We then have a hierarchical prior distribution:

\[\mu_j \sim N(\mu, k_1 (\tau^{-1}))\]

where \(k_1\) will be taken as a constant for simplicity, and the hyper-parameter prior distributions are:

\[\mu \sim N(0, \tau_{\mu} = k_2 (\tau^{-1}))\] \[\tau \sim Ga(\alpha, \beta)\]

Where the values \(k_1, k_2, \alpha, \beta\) are all fixed.

2.2 Maths

  • The likelihood of each tree node will be:

\[\begin{equation} L = \prod_{j = 1}^{m} \prod_{i = 1}^{n_j} p(y_{ij} | \mu_{j}, \tau) \\ L \propto \tau^{n/2} exp \{ -\frac{\tau}{2} \sum_{j = 1}^{m} \sum_{i = 1}^{n_j} (y_{ij} - \mu_j)^2 \} \end{equation}\]

with prior distributions:

  • \(\mu_j | \mu, \tau, k_1\)

\[\begin{equation} p(\mu_1, \dots, \mu_m | \mu, \tau) \propto (\tau/k_1)^{m/2} exp\{ - \frac{\tau}{2k_1} \sum_{j = 1}^{m} (\mu_j - \mu)^2 \} \end{equation}\]

  • \(\tau | \alpha, \beta\)

\[p(\tau | \alpha, \beta) \propto \tau^{\alpha - 1} exp\{ - \beta \tau \}\]

  • \(\mu | \tau_{\mu} = k_2 (\tau^{-1})\)

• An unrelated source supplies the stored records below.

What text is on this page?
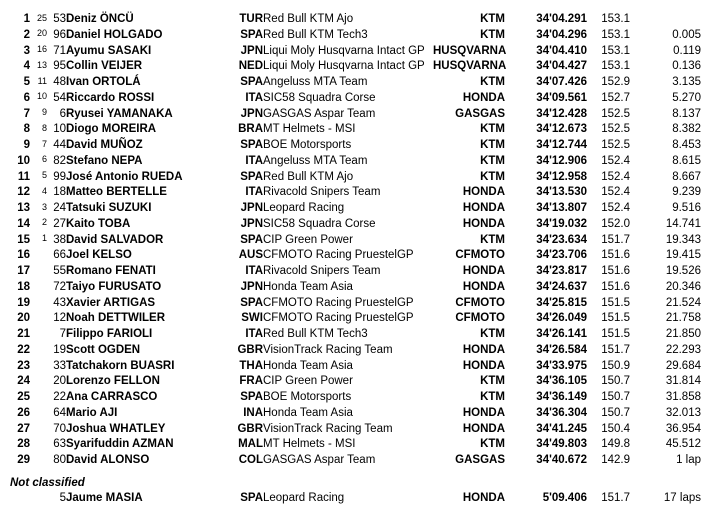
1	25	53	Deniz ÖNCÜ	TUR	Red Bull KTM Ajo	KTM	34'04.291	153.1	
2	20	96	Daniel HOLGADO	SPA	Red Bull KTM Tech3	KTM	34'04.296	153.1	0.005
3	16	71	Ayumu SASAKI	JPN	Liqui Moly Husqvarna Intact GP	HUSQVARNA	34'04.410	153.1	0.119
4	13	95	Collin VEIJER	NED	Liqui Moly Husqvarna Intact GP	HUSQVARNA	34'04.427	153.1	0.136
5	11	48	Ivan ORTOLÁ	SPA	Angeluss MTA Team	KTM	34'07.426	152.9	3.135
6	10	54	Riccardo ROSSI	ITA	SIC58 Squadra Corse	HONDA	34'09.561	152.7	5.270
7	9	6	Ryusei YAMANAKA	JPN	GASGAS Aspar Team	GASGAS	34'12.428	152.5	8.137
8	8	10	Diogo MOREIRA	BRA	MT Helmets - MSI	KTM	34'12.673	152.5	8.382
9	7	44	David MUÑOZ	SPA	BOE Motorsports	KTM	34'12.744	152.5	8.453
10	6	82	Stefano NEPA	ITA	Angeluss MTA Team	KTM	34'12.906	152.4	8.615
11	5	99	José Antonio RUEDA	SPA	Red Bull KTM Ajo	KTM	34'12.958	152.4	8.667
12	4	18	Matteo BERTELLE	ITA	Rivacold Snipers Team	HONDA	34'13.530	152.4	9.239
13	3	24	Tatsuki SUZUKI	JPN	Leopard Racing	HONDA	34'13.807	152.4	9.516
14	2	27	Kaito TOBA	JPN	SIC58 Squadra Corse	HONDA	34'19.032	152.0	14.741
15	1	38	David SALVADOR	SPA	CIP Green Power	KTM	34'23.634	151.7	19.343
16		66	Joel KELSO	AUS	CFMOTO Racing PruestelGP	CFMOTO	34'23.706	151.6	19.415
17		55	Romano FENATI	ITA	Rivacold Snipers Team	HONDA	34'23.817	151.6	19.526
18		72	Taiyo FURUSATO	JPN	Honda Team Asia	HONDA	34'24.637	151.6	20.346
19		43	Xavier ARTIGAS	SPA	CFMOTO Racing PruestelGP	CFMOTO	34'25.815	151.5	21.524
20		12	Noah DETTWILER	SWI	CFMOTO Racing PruestelGP	CFMOTO	34'26.049	151.5	21.758
21		7	Filippo FARIOLI	ITA	Red Bull KTM Tech3	KTM	34'26.141	151.5	21.850
22		19	Scott OGDEN	GBR	VisionTrack Racing Team	HONDA	34'26.584	151.7	22.293
23		33	Tatchakorn BUASRI	THA	Honda Team Asia	HONDA	34'33.975	150.9	29.684
24		20	Lorenzo FELLON	FRA	CIP Green Power	KTM	34'36.105	150.7	31.814
25		22	Ana CARRASCO	SPA	BOE Motorsports	KTM	34'36.149	150.7	31.858
26		64	Mario AJI	INA	Honda Team Asia	HONDA	34'36.304	150.7	32.013
27		70	Joshua WHATLEY	GBR	VisionTrack Racing Team	HONDA	34'41.245	150.4	36.954
28		63	Syarifuddin AZMAN	MAL	MT Helmets - MSI	KTM	34'49.803	149.8	45.512
29		80	David ALONSO	COL	GASGAS Aspar Team	GASGAS	34'40.672	142.9	1 lap
Not classified
		5	Jaume MASIA	SPA	Leopard Racing	HONDA	5'09.406	151.7	17 laps
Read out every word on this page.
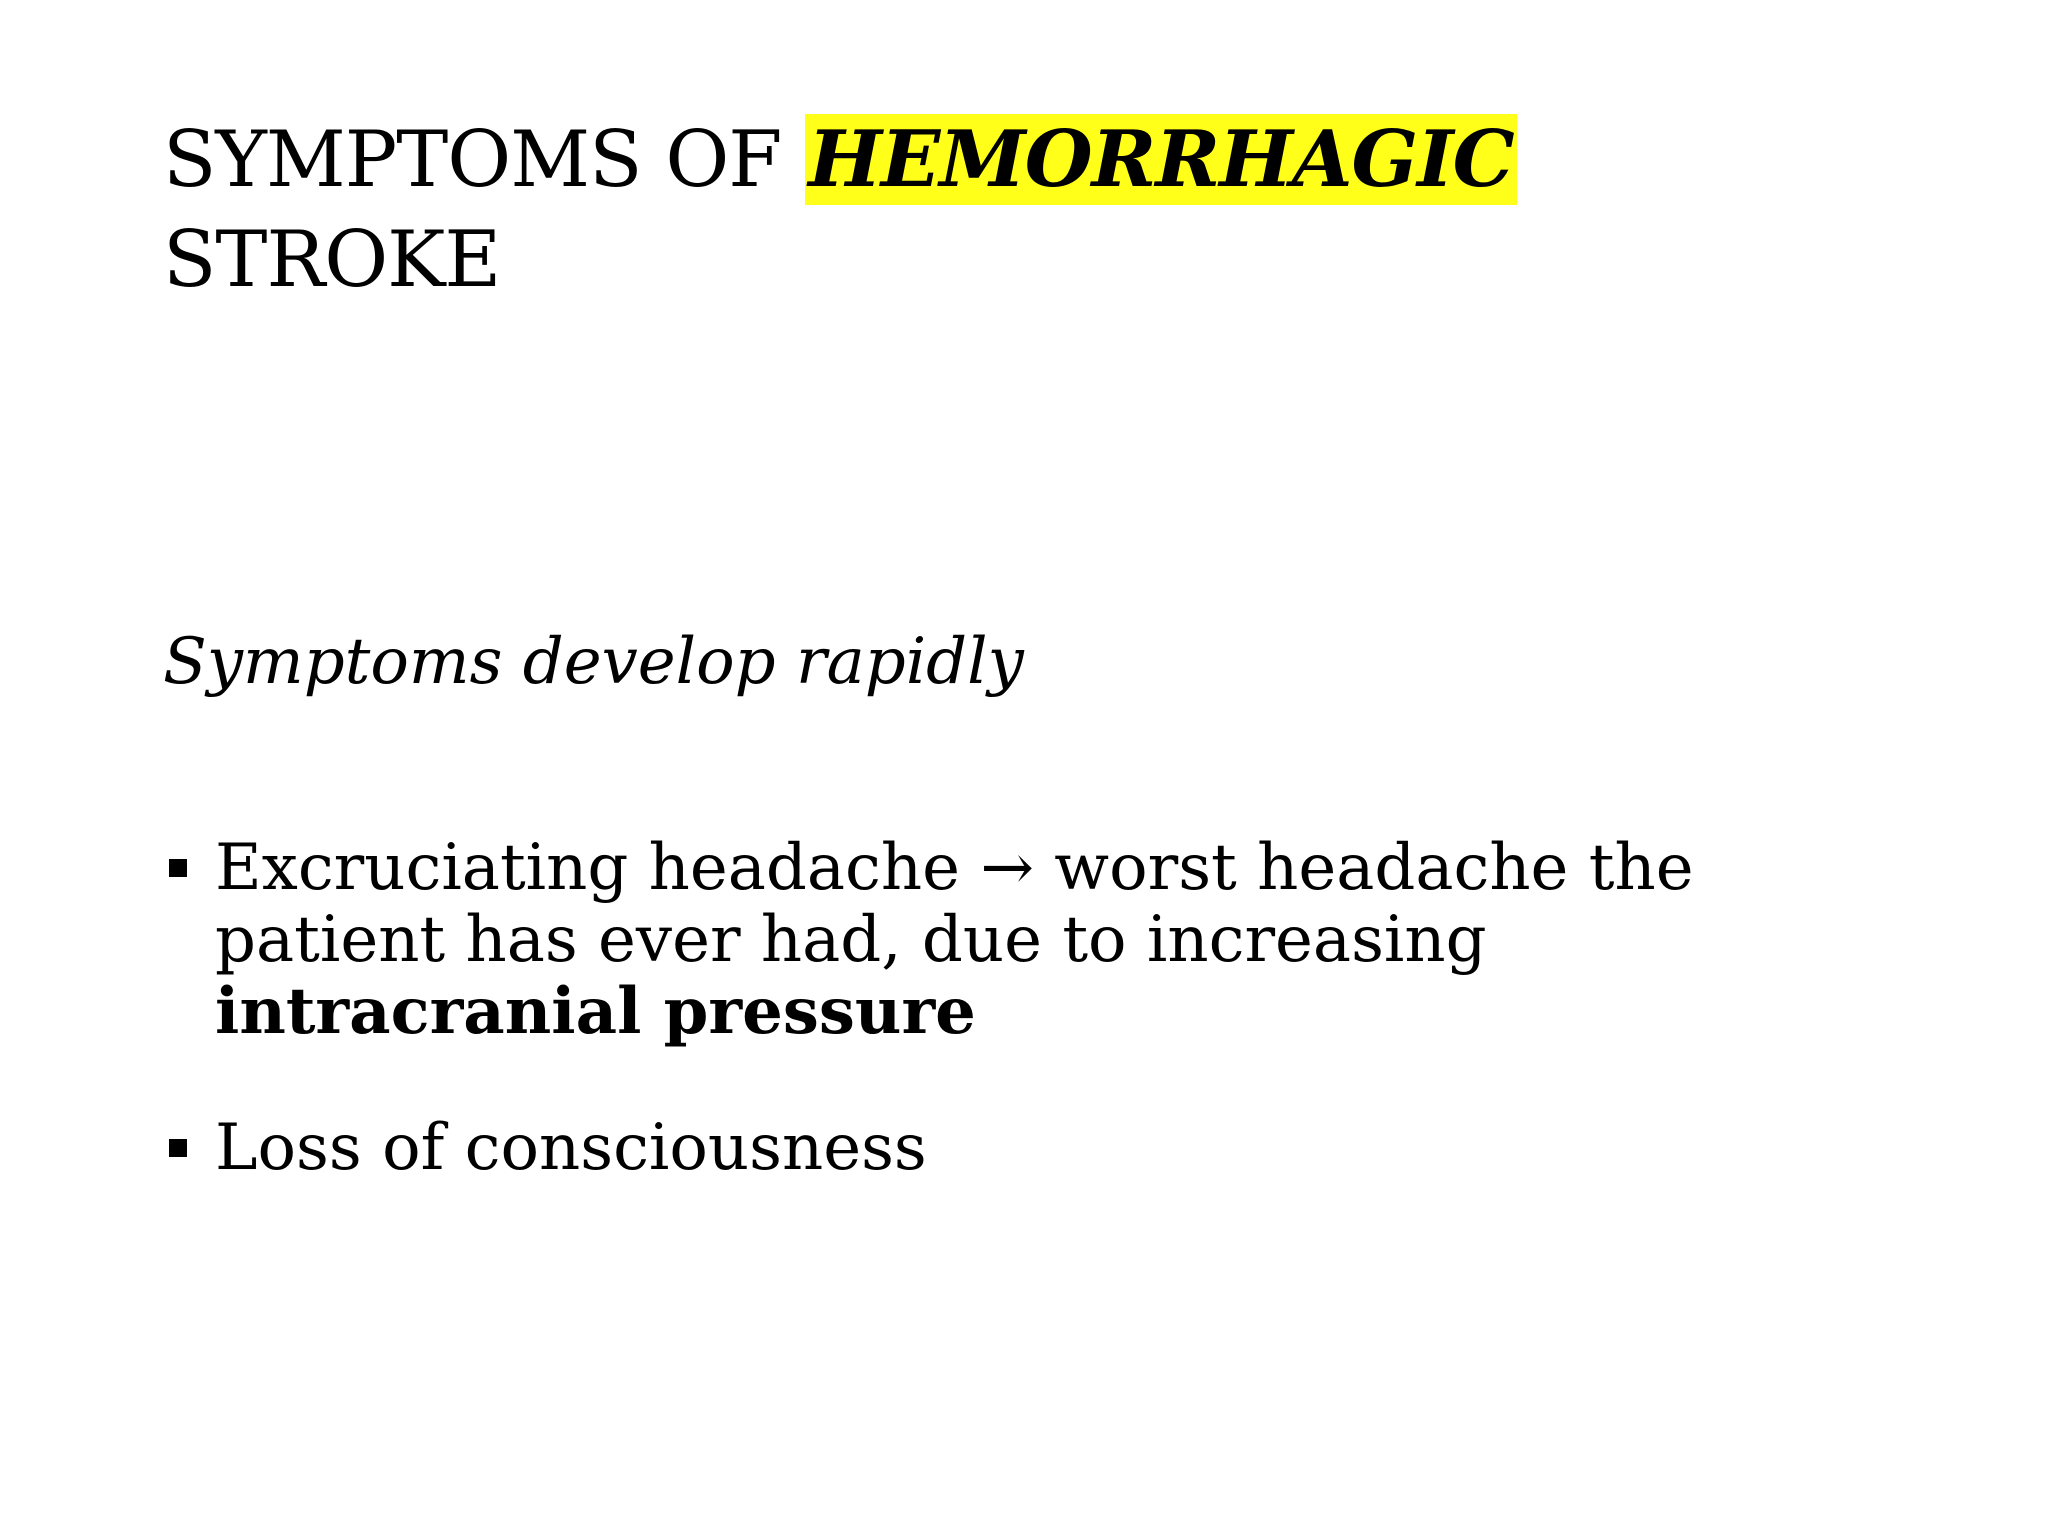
SYMPTOMS OF HEMORRHAGIC
STROKE

Symptoms develop rapidly

Excruciating headache → worst headache the patient has ever had, due to increasing intracranial pressure
Loss of consciousness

\[\begin{equation} p(\mu | k_2, \tau) \propto (\tau/k_2)^{1/2} exp\{ - \frac{ \tau}{2 k_2} \mu^2 \} \} \end{equation}\]

and their joint distribution as:

  • \(p(\tau, \mu_1, \dots, \mu_m, \mu| y, k_1, k_2, \tau, \alpha, \beta)\)

\[\begin{equation} p(\tau, \mu_1, \dots, \mu_m, \mu| y, k_1, k_2, \tau, \alpha, \beta) \propto \tau^{\alpha - 1} exp\{ - \beta \tau \} \times \\ (\tau/k_1)^{m/2} exp\{ - \frac{\tau}{2k_1} \sum_{j = 1}^{m} (\mu_j - \mu)^2 \} \\ \times (\tau/k_2)^{1/2} exp\{ - \frac{ \tau}{2 k_2} \mu^2 \} \times \tau^{n/2} exp \{ -\frac{\tau}{2} \sum_{j = 1}^{m} \sum_{i = 1}^{n_j} (y_{ij} - \mu_j)^2 \} \end{equation}\]

2.3 Posteriors

2.4 Posterior for \(\tau\)

  • \(p(\tau | \mu_1, \dots, \mu_m, y, \alpha, \beta, k_1)\)

\[\begin{equation} p(\tau | \mu_1, \dots, \mu_m, y, \alpha, \beta, k_1) \propto \tau^{\alpha - 1} exp\{ - \beta \tau \} \times \\ (\tau/k_1)^{m/2} exp \{ -\frac{\tau}{2k_1} \sum_{j = 1}^{m} (\mu_{j} - \mu)^2 \} \times \\ \tau^{n/2} exp \{ -\frac{\tau}{2} \sum_{j = 1}^{m} \sum_{i = 1}^{n_j} (y_{ij} - \mu_j)^2 \} \times (\tau/k_2)^{1/2} exp\{ - \frac{ \tau}{2 k_2} \mu^2 \} \\ \propto \tau^{(n+m+1)/2 + \alpha - 1 } exp \{ - \tau \Big( \frac{\sum_{j = 1}^{m} \sum_{i = 1}^{n_j} (y_{ij} - \mu_j)^2}{2} + \beta + \frac{\sum_{j = 1}^{m}(\mu_{j} - \mu)^2}{2k_1} + \frac{\mu^2}{2k_2}\Big) \} \end{equation}\]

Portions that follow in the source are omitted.